Il y a douze ans, le jardin de Touvent n’était qu’un champ d’argile balayé par les vents, au milieu des pâtures. Un cheval y avait laissé de rares brins d’herbe. C’est à cette époque que nous avons découvert les principes de la permaculture lors d’un stage dans la cité utopique d’Auroville, en Inde. Nous avons dès lors investi l’espace comme un « work in progress », construit pièce par pièce, sans plans préliminaires, mais avec beaucoup d’attention : une mare, un potager, des petits fruits et des hautes tiges, des poules et des haies, des reliefs et des serres, encore des mares, des ruches, des cabanes et des espaces plus intimes, parfois sonores… La nature a ses lois que nous ne comprenons pas toujours. Mais en cet automne, le jardin nous offre une somptuosité de couleurs, de textures et de goûts évoquant un petit paradis. Depuis longtemps, nous avions le rêve d’y inviter des artistes et de les laisser s’inspirer par cette abondance.
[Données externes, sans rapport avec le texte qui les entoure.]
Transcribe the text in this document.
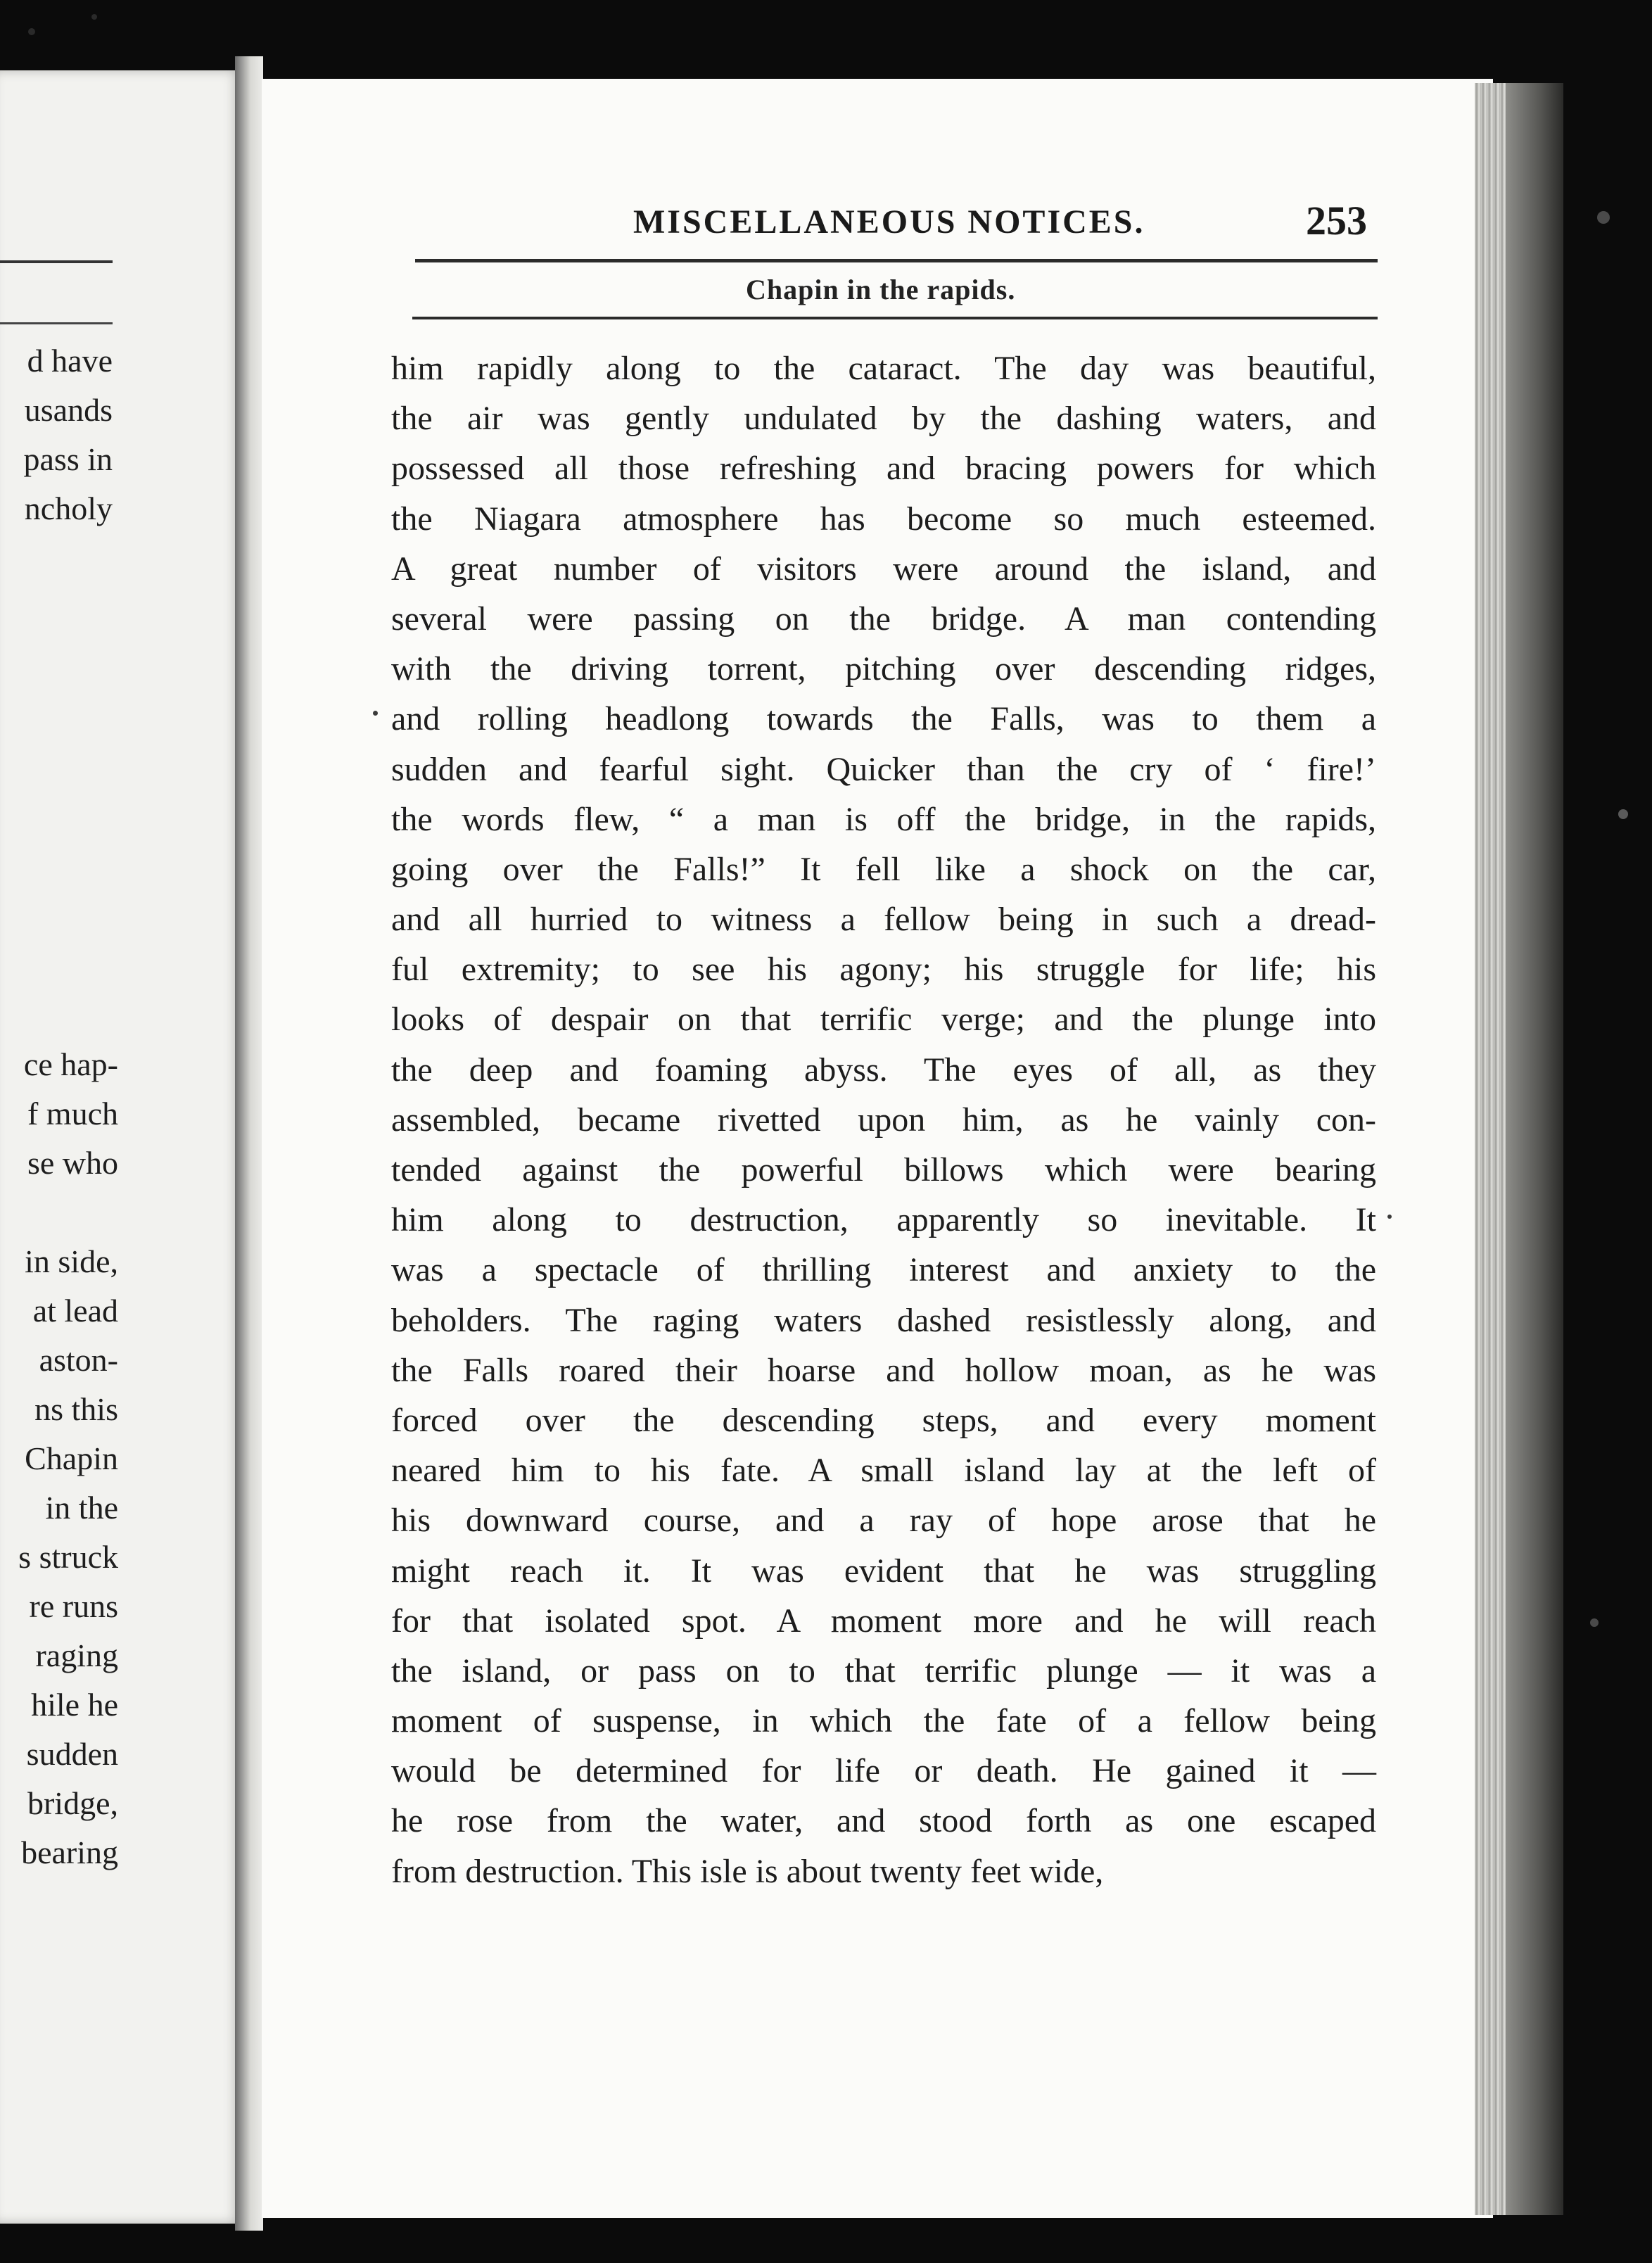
d have
usands
pass in
ncholy
ce hap-
f much
se who
in side,
at lead
aston-
ns this
Chapin
in the
s struck
re runs
raging
hile he
sudden
bridge,
bearing
MISCELLANEOUS NOTICES.	253
Chapin in the rapids.
him rapidly along to the cataract. The day was beautiful,
the air was gently undulated by the dashing waters, and
possessed all those refreshing and bracing powers for which
the Niagara atmosphere has become so much esteemed.
A great number of visitors were around the island, and
several were passing on the bridge. A man contending
with the driving torrent, pitching over descending ridges,
and rolling headlong towards the Falls, was to them a
sudden and fearful sight. Quicker than the cry of ‘ fire!’
the words flew, “ a man is off the bridge, in the rapids,
going over the Falls!” It fell like a shock on the car,
and all hurried to witness a fellow being in such a dread-
ful extremity; to see his agony; his struggle for life; his
looks of despair on that terrific verge; and the plunge into
the deep and foaming abyss. The eyes of all, as they
assembled, became rivetted upon him, as he vainly con-
tended against the powerful billows which were bearing
him along to destruction, apparently so inevitable. It
was a spectacle of thrilling interest and anxiety to the
beholders. The raging waters dashed resistlessly along, and
the Falls roared their hoarse and hollow moan, as he was
forced over the descending steps, and every moment
neared him to his fate. A small island lay at the left of
his downward course, and a ray of hope arose that he
might reach it. It was evident that he was struggling
for that isolated spot. A moment more and he will reach
the island, or pass on to that terrific plunge — it was a
moment of suspense, in which the fate of a fellow being
would be determined for life or death. He gained it —
he rose from the water, and stood forth as one escaped
from destruction. This isle is about twenty feet wide,
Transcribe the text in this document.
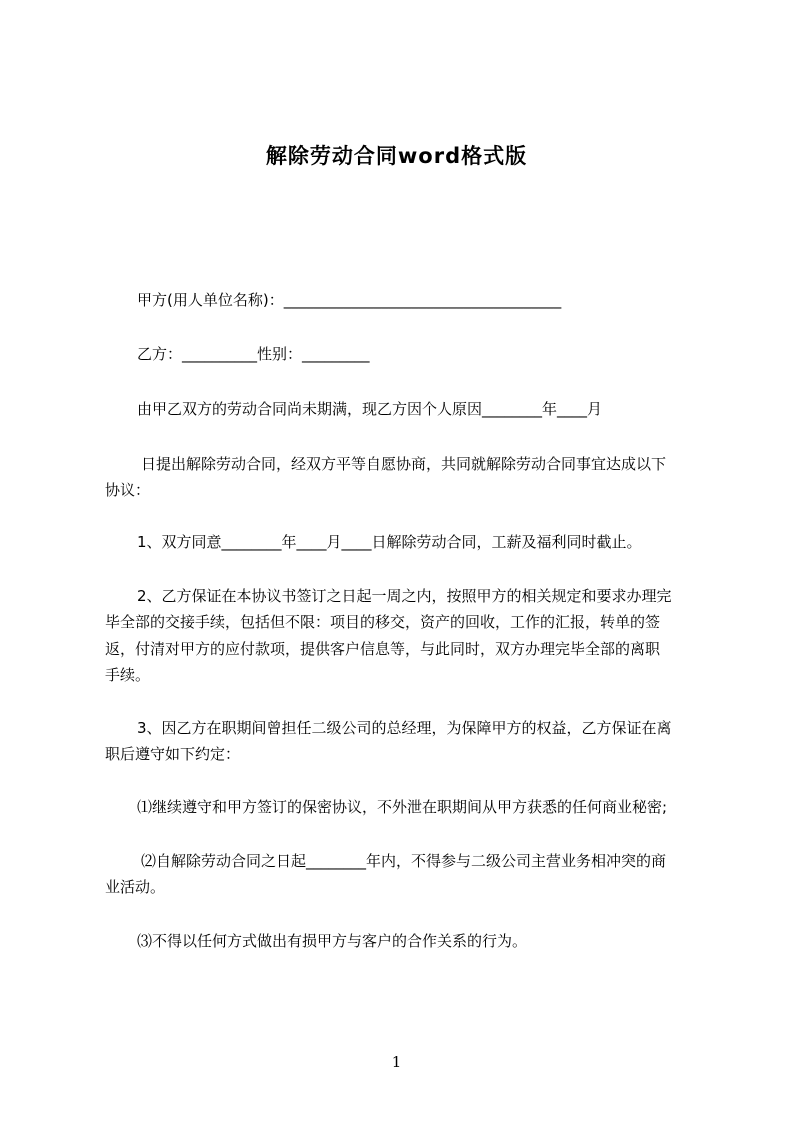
解除劳动合同word格式版
甲方(用人单位名称)：_____________________________________
乙方：__________性别：_________
由甲乙双方的劳动合同尚未期满，现乙方因个人原因________年____月
日提出解除劳动合同，经双方平等自愿协商，共同就解除劳动合同事宜达成以下
协议：
1、双方同意________年____月____日解除劳动合同，工薪及福利同时截止。
2、乙方保证在本协议书签订之日起一周之内，按照甲方的相关规定和要求办理完
毕全部的交接手续，包括但不限：项目的移交，资产的回收，工作的汇报，转单的签
返，付清对甲方的应付款项，提供客户信息等，与此同时，双方办理完毕全部的离职
手续。
3、因乙方在职期间曾担任二级公司的总经理，为保障甲方的权益，乙方保证在离
职后遵守如下约定：
⑴继续遵守和甲方签订的保密协议，不外泄在职期间从甲方获悉的任何商业秘密;
⑵自解除劳动合同之日起________年内，不得参与二级公司主营业务相冲突的商
业活动。
⑶不得以任何方式做出有损甲方与客户的合作关系的行为。
1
Catherine Warmoes, artiste et responsable de l’Atelier Dessin de la Cambre, avait aussi un rêve : organiser un projet en relation avec la nature, mais, comme elle le dit, « plus qu’avec la nature… La nature nous nourrit visuellement. Elle nous fait grandir dans tous les sens du terme. Dans ce monde hyperconsumériste, en tant que professeur, j’avais envie d’y résister et d’imaginer un projet où l’on rencontrerait la nature et où l’on travaillerait avec elle autant pour produire une œuvre plastique que pour réaliser des choses gustatives… une rêverie poétique en correspondance avec le terrain et sa part invisible ». Accompagnée de Tom Hallet, assistant de l’Atelier, elle a rassemblé six étudiants qui ont répondu de manière volontaire à un workshop de trois jours. Nous connaissions depuis longtemps Claude Pohlig, Maître Cuisinier de Belgique. Précurseur de la cuisine avec les légumes anciens, les plantes sauvages et les fleurs comestibles, il les a conduits dans la visite du potager et les a ouverts à une esthétique du goût, l’idée étant de créer un répondant gustatif au projet plastique. Chacun a choisi son légume pour le préparer ensemble. Au-delà du goût, il leur a montré comment les diverses parties d’un légume peuvent avoir des destinées différentes : si le vert d’un poireau est délicieux en bouillon, ses épluchures extérieures, une fois séchées, sont d’une solidité extrême et font un excellent raphia…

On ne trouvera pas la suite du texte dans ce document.